A Diestel-Faires type result for multimeasures

TL;DR

This paper extends Diestel-Faires type results to multimeasures in Banach spaces, showing that countable additivity can be tested via a subspace with the Orlicz-Thomas property, and applies this to factorization through reflexive spaces.

Contribution

It introduces a new criterion for multimeasure countable additivity using the Orlicz-Thomas property, enabling simplified testing and factorization results.

Findings

Equivalence of strong multimeasure and multimeasure conditions under the Orlicz-Thomas property.

Countable additivity of support maps for all elements in a subspace Y.

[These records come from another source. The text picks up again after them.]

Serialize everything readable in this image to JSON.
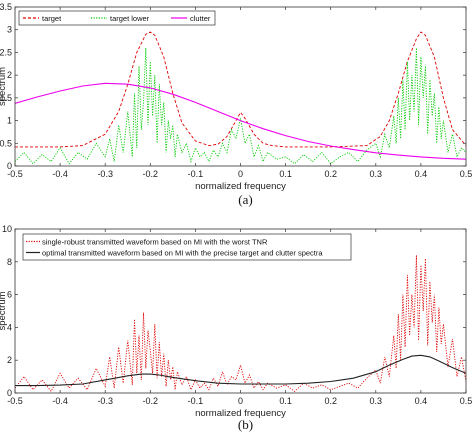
{
  "chart_data": [
    {
      "type": "line",
      "panel_label": "(a)",
      "xlabel": "normalized frequency",
      "ylabel": "spectrum",
      "xlim": [
        -0.5,
        0.5
      ],
      "ylim": [
        0,
        3.5
      ],
      "xticks": [
        "-0.5",
        "-0.4",
        "-0.3",
        "-0.2",
        "-0.1",
        "0",
        "0.1",
        "0.2",
        "0.3",
        "0.4",
        "0.5"
      ],
      "yticks": [
        "0",
        "0.5",
        "1",
        "1.5",
        "2",
        "2.5",
        "3",
        "3.5"
      ],
      "grid": false,
      "legend": {
        "position": "top-left",
        "orientation": "horizontal"
      },
      "series": [
        {
          "name": "target",
          "color": "#e00000",
          "style": "dashed",
          "x": [
            -0.5,
            -0.4,
            -0.35,
            -0.3,
            -0.27,
            -0.25,
            -0.23,
            -0.21,
            -0.2,
            -0.19,
            -0.17,
            -0.15,
            -0.13,
            -0.1,
            -0.07,
            -0.05,
            -0.03,
            -0.01,
            0,
            0.01,
            0.03,
            0.05,
            0.07,
            0.1,
            0.2,
            0.28,
            0.31,
            0.33,
            0.35,
            0.37,
            0.39,
            0.4,
            0.41,
            0.43,
            0.45,
            0.47,
            0.5
          ],
          "y": [
            0.42,
            0.42,
            0.45,
            0.7,
            1.2,
            1.8,
            2.5,
            2.9,
            2.95,
            2.88,
            2.4,
            1.6,
            0.95,
            0.55,
            0.45,
            0.48,
            0.65,
            1.0,
            1.18,
            1.05,
            0.7,
            0.5,
            0.45,
            0.42,
            0.42,
            0.45,
            0.65,
            1.0,
            1.6,
            2.3,
            2.8,
            2.95,
            2.88,
            2.4,
            1.5,
            0.8,
            0.45
          ]
        },
        {
          "name": "target lower",
          "color": "#00cc00",
          "style": "dotted",
          "x": [
            -0.5,
            -0.48,
            -0.46,
            -0.44,
            -0.42,
            -0.4,
            -0.38,
            -0.36,
            -0.34,
            -0.32,
            -0.3,
            -0.29,
            -0.28,
            -0.27,
            -0.26,
            -0.25,
            -0.24,
            -0.235,
            -0.23,
            -0.225,
            -0.22,
            -0.215,
            -0.21,
            -0.205,
            -0.2,
            -0.195,
            -0.19,
            -0.185,
            -0.18,
            -0.175,
            -0.17,
            -0.165,
            -0.16,
            -0.155,
            -0.15,
            -0.145,
            -0.14,
            -0.13,
            -0.12,
            -0.11,
            -0.1,
            -0.09,
            -0.08,
            -0.07,
            -0.06,
            -0.05,
            -0.04,
            -0.03,
            -0.02,
            -0.01,
            0,
            0.01,
            0.02,
            0.03,
            0.04,
            0.05,
            0.06,
            0.08,
            0.1,
            0.12,
            0.14,
            0.16,
            0.18,
            0.2,
            0.22,
            0.24,
            0.26,
            0.28,
            0.3,
            0.31,
            0.32,
            0.33,
            0.34,
            0.345,
            0.35,
            0.355,
            0.36,
            0.365,
            0.37,
            0.375,
            0.38,
            0.385,
            0.39,
            0.395,
            0.4,
            0.405,
            0.41,
            0.415,
            0.42,
            0.425,
            0.43,
            0.435,
            0.44,
            0.445,
            0.45,
            0.46,
            0.47,
            0.48,
            0.49,
            0.5
          ],
          "y": [
            0.1,
            0.3,
            0.05,
            0.25,
            0.1,
            0.4,
            0.05,
            0.3,
            0.15,
            0.5,
            0.2,
            0.6,
            0.1,
            0.9,
            0.3,
            1.2,
            0.2,
            1.6,
            0.4,
            2.2,
            0.8,
            1.4,
            2.6,
            0.9,
            2.3,
            1.1,
            2.0,
            0.5,
            1.8,
            0.9,
            1.4,
            0.3,
            1.0,
            0.6,
            0.9,
            0.2,
            0.7,
            0.3,
            0.5,
            0.1,
            0.4,
            0.2,
            0.3,
            0.1,
            0.35,
            0.2,
            0.5,
            0.3,
            0.8,
            0.6,
            1.05,
            0.5,
            0.7,
            0.2,
            0.45,
            0.1,
            0.3,
            0.15,
            0.2,
            0.05,
            0.25,
            0.1,
            0.3,
            0.05,
            0.2,
            0.3,
            0.1,
            0.35,
            0.5,
            0.2,
            0.7,
            0.4,
            1.1,
            0.5,
            1.5,
            0.6,
            1.9,
            0.8,
            2.3,
            1.0,
            2.0,
            1.2,
            2.6,
            0.9,
            2.4,
            1.5,
            2.2,
            0.7,
            1.9,
            1.1,
            1.6,
            0.5,
            1.3,
            0.6,
            1.0,
            0.3,
            0.7,
            0.2,
            0.4,
            0.3
          ]
        },
        {
          "name": "clutter",
          "color": "#ee00ee",
          "style": "solid",
          "x": [
            -0.5,
            -0.45,
            -0.4,
            -0.35,
            -0.3,
            -0.25,
            -0.2,
            -0.15,
            -0.1,
            -0.05,
            0,
            0.05,
            0.1,
            0.15,
            0.2,
            0.25,
            0.3,
            0.35,
            0.4,
            0.45,
            0.5
          ],
          "y": [
            1.38,
            1.52,
            1.65,
            1.76,
            1.82,
            1.8,
            1.72,
            1.58,
            1.4,
            1.2,
            1.0,
            0.82,
            0.67,
            0.54,
            0.44,
            0.36,
            0.29,
            0.24,
            0.2,
            0.17,
            0.15
          ]
        }
      ]
    },
    {
      "type": "line",
      "panel_label": "(b)",
      "xlabel": "normalized frequency",
      "ylabel": "spectrum",
      "xlim": [
        -0.5,
        0.5
      ],
      "ylim": [
        0,
        10
      ],
      "xticks": [
        "-0.5",
        "-0.4",
        "-0.3",
        "-0.2",
        "-0.1",
        "0",
        "0.1",
        "0.2",
        "0.3",
        "0.4",
        "0.5"
      ],
      "yticks": [
        "0",
        "2",
        "4",
        "6",
        "8",
        "10"
      ],
      "grid": false,
      "legend": {
        "position": "top-left",
        "orientation": "vertical"
      },
      "series": [
        {
          "name": "single-robust transmitted waveform based on MI with the worst TNR",
          "color": "#e00000",
          "style": "dotted",
          "x": [
            -0.5,
            -0.48,
            -0.46,
            -0.44,
            -0.42,
            -0.4,
            -0.38,
            -0.36,
            -0.34,
            -0.32,
            -0.3,
            -0.29,
            -0.28,
            -0.27,
            -0.26,
            -0.25,
            -0.24,
            -0.235,
            -0.23,
            -0.225,
            -0.22,
            -0.215,
            -0.21,
            -0.205,
            -0.2,
            -0.195,
            -0.19,
            -0.185,
            -0.18,
            -0.175,
            -0.17,
            -0.165,
            -0.16,
            -0.155,
            -0.15,
            -0.145,
            -0.14,
            -0.13,
            -0.12,
            -0.11,
            -0.1,
            -0.09,
            -0.08,
            -0.07,
            -0.06,
            -0.05,
            -0.04,
            -0.03,
            -0.02,
            -0.01,
            0,
            0.01,
            0.02,
            0.03,
            0.04,
            0.05,
            0.06,
            0.08,
            0.1,
            0.12,
            0.14,
            0.16,
            0.18,
            0.2,
            0.22,
            0.24,
            0.26,
            0.28,
            0.3,
            0.31,
            0.32,
            0.33,
            0.34,
            0.345,
            0.35,
            0.355,
            0.36,
            0.365,
            0.37,
            0.375,
            0.38,
            0.385,
            0.39,
            0.395,
            0.4,
            0.405,
            0.41,
            0.415,
            0.42,
            0.425,
            0.43,
            0.435,
            0.44,
            0.445,
            0.45,
            0.46,
            0.47,
            0.48,
            0.49,
            0.5
          ],
          "y": [
            0.3,
            1.0,
            0.2,
            0.8,
            0.1,
            1.2,
            0.3,
            0.9,
            0.2,
            1.5,
            0.4,
            2.2,
            0.3,
            2.8,
            0.6,
            3.2,
            0.5,
            4.5,
            1.2,
            3.5,
            0.8,
            4.9,
            1.5,
            3.8,
            2.6,
            1.2,
            4.2,
            0.9,
            3.1,
            1.0,
            2.4,
            0.4,
            2.0,
            0.8,
            1.6,
            0.2,
            1.3,
            0.5,
            1.0,
            0.2,
            0.8,
            0.3,
            0.6,
            0.2,
            0.9,
            0.4,
            1.3,
            0.5,
            1.0,
            0.8,
            1.7,
            0.6,
            1.1,
            0.3,
            0.7,
            0.2,
            0.6,
            0.3,
            0.5,
            0.1,
            0.6,
            0.3,
            0.5,
            0.2,
            0.4,
            0.6,
            0.3,
            0.9,
            1.4,
            0.6,
            2.2,
            1.0,
            3.5,
            1.5,
            4.8,
            2.0,
            6.0,
            2.8,
            7.2,
            3.5,
            6.0,
            4.0,
            8.4,
            3.2,
            7.8,
            5.0,
            8.2,
            2.9,
            6.8,
            4.3,
            6.0,
            2.5,
            5.2,
            3.0,
            4.2,
            1.6,
            3.3,
            1.0,
            2.2,
            0.7
          ]
        },
        {
          "name": "optimal transmitted waveform based on MI with the precise target and clutter spectra",
          "color": "#222222",
          "style": "solid",
          "x": [
            -0.5,
            -0.45,
            -0.4,
            -0.35,
            -0.3,
            -0.25,
            -0.22,
            -0.2,
            -0.18,
            -0.15,
            -0.1,
            -0.05,
            0,
            0.05,
            0.1,
            0.15,
            0.2,
            0.25,
            0.3,
            0.33,
            0.36,
            0.38,
            0.4,
            0.42,
            0.44,
            0.47,
            0.5
          ],
          "y": [
            0.45,
            0.45,
            0.48,
            0.55,
            0.8,
            1.05,
            1.15,
            1.15,
            1.1,
            0.95,
            0.75,
            0.6,
            0.55,
            0.55,
            0.55,
            0.6,
            0.7,
            0.9,
            1.3,
            1.7,
            2.05,
            2.25,
            2.3,
            2.2,
            1.95,
            1.55,
            1.2
          ]
        }
      ]
    }
  ]
}
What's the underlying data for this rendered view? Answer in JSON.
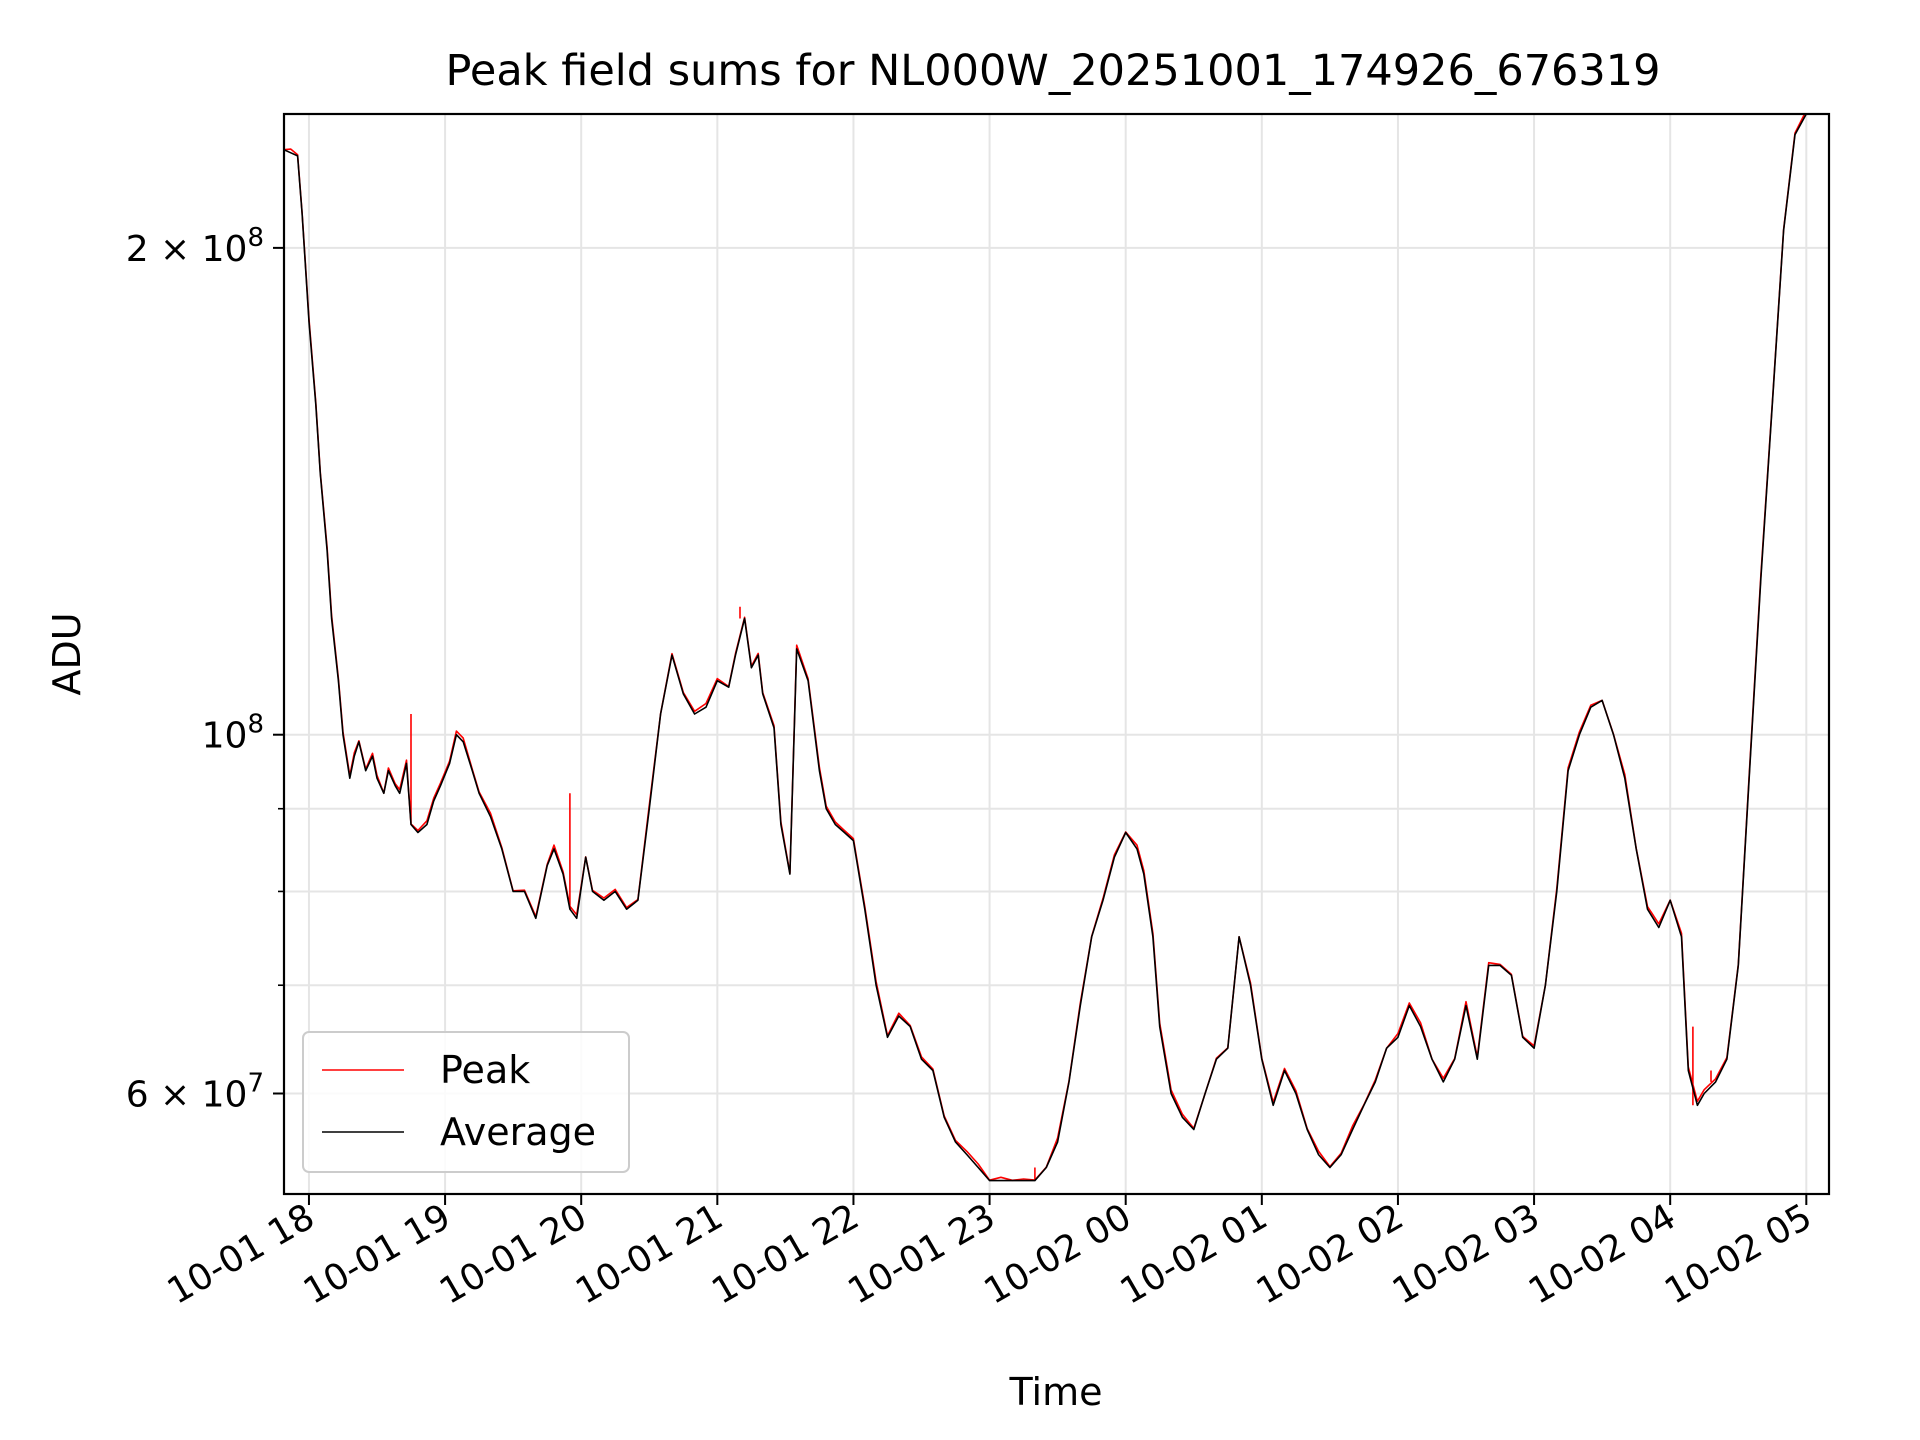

Factorization of multimeasures through reflexive Banach spaces.

Abstract

Let $X$ be a real Banach space and let $Y \subseteq X^*$ be a linear subspace having the Orlicz-Thomas property, that is, for each $\sigma$-algebra $\Sigma$ and for each map $\nu:\Sigma\to X$, the countable additivity of the composition $x^*\circ \nu$ for all $x^*\in Y$ implies the countable additivity of $\nu$. We show that the Orlicz-Thomas property allows to test countable additivity of set-valued maps. Namely, if $M$ is a map defined on a $\sigma$-algebra $\Sigma$ whose values are convex, $\sigma(X,Y)$-compact, bounded non-empty subsets of $X$, then the following statements are equivalent: (i) $M$ is a strong multimeasure, that is, for every disjoint sequence $(A_n)_{n}$ in $\Sigma$ the series of sets $\sum_n M(A_n)$ is unconditionally convergent and the equality $M(\bigcup_n A_n)=\sum_n M(A_n)$ holds. (ii) $M$ is a multimeasure, that is, for every $x^*\in X^*$ the support map $s(x^*,M):\Sigma \to \mathbb{R}$ defined by $s(x^*,M)(A):=\sup \{x^*(x):x\in M(A)\}$ is countably additive. (iii) $s(x^*,M)$ is countably additive for every $x^*\in Y$. As an application, we give a result on the factorization of multimeasures through reflexive Banach spaces.